= James Mulvey (criminal) =

Convicted drug smuggler from Solihull

James Mulvey is an illicit drug smuggler originally from Solihull.

==Smuggling operation==
The gang smuggled illicit drugs inside hollow industrial rollers on truck from Belgium, through England to the Republic of Ireland. The investigation began when a Belgian warehouse worker noticed that the same rollers kept returning to the depot. Once the connection to England was found, Belgian police notified their counterparts there. In 2007 rollers were seized by Gardaí seized the rollers on an industrial estate in Dublin. Several people were arrested and jailed but Mulvey moved to Spain shortly before arrests.

==On the run==
To evade law enforcement, James Mulvey rarely stayed in the same place for long. He used hotels for several years, paid in cash and used burner phones. He also didn't use bank accounts.

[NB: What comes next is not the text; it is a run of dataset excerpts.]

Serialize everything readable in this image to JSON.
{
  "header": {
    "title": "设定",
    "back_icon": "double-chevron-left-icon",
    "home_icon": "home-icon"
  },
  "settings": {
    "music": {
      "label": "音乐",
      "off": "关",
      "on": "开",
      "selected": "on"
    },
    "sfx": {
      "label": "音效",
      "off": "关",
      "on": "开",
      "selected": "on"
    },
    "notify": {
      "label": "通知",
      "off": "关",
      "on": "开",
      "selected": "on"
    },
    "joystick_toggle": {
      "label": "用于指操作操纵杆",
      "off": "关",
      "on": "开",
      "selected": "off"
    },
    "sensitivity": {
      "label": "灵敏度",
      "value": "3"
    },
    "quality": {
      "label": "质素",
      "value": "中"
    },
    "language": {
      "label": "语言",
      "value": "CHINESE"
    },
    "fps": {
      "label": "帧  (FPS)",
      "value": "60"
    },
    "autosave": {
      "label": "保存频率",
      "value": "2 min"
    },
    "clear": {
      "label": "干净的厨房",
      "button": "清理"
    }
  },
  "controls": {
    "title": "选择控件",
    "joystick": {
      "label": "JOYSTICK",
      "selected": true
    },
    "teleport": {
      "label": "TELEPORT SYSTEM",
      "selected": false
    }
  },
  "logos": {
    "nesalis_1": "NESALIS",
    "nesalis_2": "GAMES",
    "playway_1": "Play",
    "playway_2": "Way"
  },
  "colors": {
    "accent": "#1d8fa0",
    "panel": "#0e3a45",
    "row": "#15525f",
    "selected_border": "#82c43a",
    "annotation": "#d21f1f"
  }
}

In 2012 his father fell ill and Mulvey returned to the UK.

==Arrest==
He was arrested in Kaunas in 2017 by Lithuanian special forces after being tracked there by the National Crime Agency.

During his trial evidence from nine countries and two ex-girlfriends were offered in evidence.

In June 2018 he was jailed for his part in an attempt to smuggle £68 million of cocaine and cannabis into the UK between 2006 and 2007.

He was jailed for 32 years.

==Family==
His cousin Gerard "Hatchet" Kavanagh was also one of his business partners.

In June 2018 British police were searching for €7.5 million of missing money out of €77 million.